İlk bakışta bu görünmezliğin haklı bir sebebi var. Memduh Şevket Esendal, genç yaşta girdiği İttihat ve Terakkî Cemiyeti’nden başlayarak hep siyasetin içinde ve devlet yönetiminde yer almış. Milli Mücadele’ye katılmış, Cumhuriyetin kurucu isimlerinden olmuş. CHP Genel Sekreterliği, milletvekilliği, büyükelçilik gibi önemli görevlerde bulunmuş. Edebiyatçılığı, yazarlığı bu işleriyle birlikte yürütmüş ama birbirleriyle karıştırılıp etkilemesin istemiş. Devlet yönetiminde önemli görevlerde bulunduğu için edebiyatçılığının abartılmamasını, farklı bir değer verilmemesini arzu etmiş de olabilir.

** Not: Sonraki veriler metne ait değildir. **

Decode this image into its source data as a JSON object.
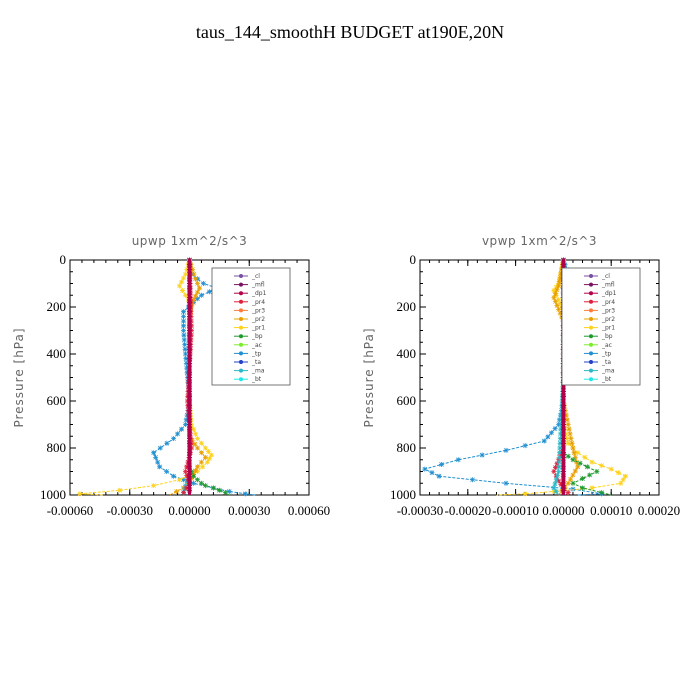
{
  "figure": {
    "title": "taus_144_smoothH  BUDGET at190E,20N"
  },
  "colors": {
    "_cl": "#7a4fa0",
    "_mfl": "#7a1060",
    "_dp1": "#b0004a",
    "_pr4": "#e0203a",
    "_pr3": "#ff7a3a",
    "_pr2": "#e8a000",
    "_pr1": "#ffd21a",
    "_bp": "#1e9a2e",
    "_ac": "#7cec2a",
    "_tp": "#1f8fd0",
    "_ta": "#2040c8",
    "_ma": "#2ab8c8",
    "_bt": "#20e8e8"
  },
  "chart_data": [
    {
      "type": "line",
      "title": "upwp   1xm^2/s^3",
      "ylabel": "Pressure [hPa]",
      "xlabel": "",
      "xlim": [
        -0.0006,
        0.0006
      ],
      "ylim": [
        1000,
        0
      ],
      "xticks": [
        "-0.00060",
        "-0.00030",
        "0.00000",
        "0.00030",
        "0.00060"
      ],
      "xtick_values": [
        -0.0006,
        -0.0003,
        0,
        0.0003,
        0.0006
      ],
      "yticks": [
        "0",
        "200",
        "400",
        "600",
        "800",
        "1000"
      ],
      "ytick_values": [
        0,
        200,
        400,
        600,
        800,
        1000
      ],
      "legend": [
        "_cl",
        "_mfl",
        "_dp1",
        "_pr4",
        "_pr3",
        "_pr2",
        "_pr1",
        "_bp",
        "_ac",
        "_tp",
        "_ta",
        "_ma",
        "_bt"
      ],
      "legend_position": "top-right",
      "series": [
        {
          "name": "_tp",
          "x": [
            0,
            1e-05,
            7e-05,
            0.00014,
            6e-05,
            2e-05,
            -3e-05,
            -3e-05,
            -2e-05,
            -1e-05,
            0,
            -2e-05,
            -8e-05,
            -0.00018,
            -0.00015,
            -8e-05,
            2e-05,
            0.00012,
            0.0002,
            0.00028,
            0.00033
          ],
          "y": [
            0,
            60,
            100,
            120,
            150,
            180,
            220,
            300,
            400,
            500,
            600,
            700,
            760,
            820,
            880,
            920,
            950,
            970,
            985,
            995,
            1000
          ]
        },
        {
          "name": "_pr1",
          "x": [
            0,
            -2e-05,
            -5e-05,
            -2e-05,
            1e-05,
            0,
            0,
            0,
            1e-05,
            4e-05,
            8e-05,
            0.00011,
            9e-05,
            4e-05,
            -5e-05,
            -0.00018,
            -0.00035,
            -0.00055,
            -0.00043
          ],
          "y": [
            0,
            60,
            110,
            150,
            190,
            250,
            400,
            600,
            700,
            760,
            800,
            830,
            860,
            900,
            935,
            960,
            980,
            995,
            1000
          ]
        },
        {
          "name": "_pr2",
          "x": [
            0,
            3e-05,
            5e-05,
            2e-05,
            0,
            0,
            0,
            4e-05,
            8e-05,
            4e-05,
            1e-05,
            -3e-05,
            -0.0001
          ],
          "y": [
            0,
            80,
            120,
            170,
            220,
            500,
            750,
            800,
            840,
            880,
            930,
            970,
            1000
          ]
        },
        {
          "name": "_bp",
          "x": [
            0,
            0,
            0,
            2e-05,
            6e-05,
            8e-05,
            0.00012,
            0.00015,
            0.00018,
            0.0002
          ],
          "y": [
            0,
            500,
            880,
            920,
            950,
            960,
            970,
            980,
            990,
            1000
          ]
        },
        {
          "name": "_ma",
          "x": [
            0,
            0,
            0,
            -2e-05,
            -3e-05,
            -1e-05
          ],
          "y": [
            0,
            500,
            900,
            960,
            990,
            1000
          ]
        },
        {
          "name": "_pr4",
          "x": [
            0,
            1e-05,
            -1e-05,
            1e-05,
            -2e-05,
            0,
            -3e-05,
            -2e-05
          ],
          "y": [
            0,
            300,
            600,
            800,
            900,
            950,
            990,
            1000
          ]
        },
        {
          "name": "_mfl",
          "x": [
            0,
            0,
            0,
            0,
            0,
            0,
            0,
            0,
            0,
            0,
            0
          ],
          "y": [
            0,
            100,
            200,
            300,
            400,
            500,
            600,
            700,
            800,
            900,
            1000
          ]
        },
        {
          "name": "_dp1",
          "x": [
            0,
            0,
            0,
            0,
            0,
            0,
            0,
            0,
            0,
            0,
            0
          ],
          "y": [
            0,
            100,
            200,
            300,
            400,
            500,
            600,
            700,
            800,
            900,
            1000
          ]
        }
      ]
    },
    {
      "type": "line",
      "title": "vpwp   1xm^2/s^3",
      "ylabel": "Pressure [hPa]",
      "xlabel": "",
      "xlim": [
        -0.0003,
        0.0002
      ],
      "ylim": [
        1000,
        0
      ],
      "xticks": [
        "-0.00030",
        "-0.00020",
        "-0.00010",
        "0.00000",
        "0.00010",
        "0.00020"
      ],
      "xtick_values": [
        -0.0003,
        -0.0002,
        -0.0001,
        0,
        0.0001,
        0.0002
      ],
      "yticks": [
        "0",
        "200",
        "400",
        "600",
        "800",
        "1000"
      ],
      "ytick_values": [
        0,
        200,
        400,
        600,
        800,
        1000
      ],
      "legend": [
        "_cl",
        "_mfl",
        "_dp1",
        "_pr4",
        "_pr3",
        "_pr2",
        "_pr1",
        "_bp",
        "_ac",
        "_tp",
        "_ta",
        "_ma",
        "_bt"
      ],
      "legend_position": "top-right",
      "series": [
        {
          "name": "_tp",
          "x": [
            0,
            1e-05,
            3e-05,
            4e-05,
            2e-05,
            1e-05,
            0,
            0,
            0,
            -1e-05,
            -4e-05,
            -0.00012,
            -0.00022,
            -0.00029,
            -0.00026,
            -0.00012,
            2e-05,
            8e-05,
            3e-05
          ],
          "y": [
            0,
            60,
            110,
            140,
            170,
            210,
            300,
            500,
            600,
            700,
            770,
            810,
            850,
            890,
            920,
            950,
            975,
            995,
            1000
          ]
        },
        {
          "name": "_pr1",
          "x": [
            0,
            -1e-05,
            -2e-05,
            -1e-05,
            0,
            0,
            0,
            1e-05,
            3e-05,
            6e-05,
            0.0001,
            0.00013,
            0.00012,
            6e-05,
            -2e-05,
            -8e-05,
            -0.00014
          ],
          "y": [
            0,
            100,
            130,
            170,
            220,
            500,
            700,
            780,
            820,
            860,
            890,
            920,
            950,
            970,
            985,
            995,
            1000
          ]
        },
        {
          "name": "_pr2",
          "x": [
            0,
            -1e-05,
            -2e-05,
            -1e-05,
            0,
            0,
            2e-05,
            3e-05,
            1e-05,
            -1e-05
          ],
          "y": [
            0,
            110,
            160,
            210,
            260,
            600,
            800,
            880,
            950,
            1000
          ]
        },
        {
          "name": "_bp",
          "x": [
            0,
            0,
            0,
            2e-05,
            5e-05,
            7e-05,
            4e-05,
            2e-05,
            4e-05,
            8e-05,
            0.0001
          ],
          "y": [
            0,
            500,
            820,
            850,
            880,
            900,
            930,
            950,
            970,
            990,
            1000
          ]
        },
        {
          "name": "_pr4",
          "x": [
            0,
            0,
            0,
            -1e-05,
            -2e-05,
            -1e-05,
            0,
            1e-05,
            -1e-05
          ],
          "y": [
            0,
            500,
            800,
            850,
            900,
            940,
            970,
            990,
            1000
          ]
        },
        {
          "name": "_ma",
          "x": [
            0,
            0,
            -1e-05,
            -2e-05,
            -1e-05
          ],
          "y": [
            0,
            500,
            900,
            970,
            1000
          ]
        },
        {
          "name": "_mfl",
          "x": [
            0,
            0,
            0,
            0,
            0,
            0,
            0,
            0,
            0,
            0,
            0
          ],
          "y": [
            0,
            100,
            200,
            300,
            400,
            500,
            600,
            700,
            800,
            900,
            1000
          ]
        },
        {
          "name": "_dp1",
          "x": [
            0,
            0,
            0,
            0,
            0,
            0,
            0,
            0,
            0,
            0,
            0
          ],
          "y": [
            0,
            100,
            200,
            300,
            400,
            500,
            600,
            700,
            800,
            900,
            1000
          ]
        }
      ]
    }
  ]
}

1934’te yayımlanan ilk romanı ‘Ayaşlı ile Kiracıları’nın 1946’da CHP Armağanı’na layık görülmesinde Esendal’ın siyasi görevlerinin ne kadar etkisi olduğunu bilemiyoruz. Ama isim değiştirme, farklı isimler kullanma alışkanlığının daha eskiye dayandığı ve kişisel ya da psikolojik bir tavır olduğunu düşünebiliriz. Mustafa Memduh olan asıl adını babası Mehmed Şevket Bey’den Şevket’i alarak Memduh Şevket yapmış. Soyadı kanunu çıkınca da İsmet İnönü’nün önerisi üzerine Esendal soyadını almış.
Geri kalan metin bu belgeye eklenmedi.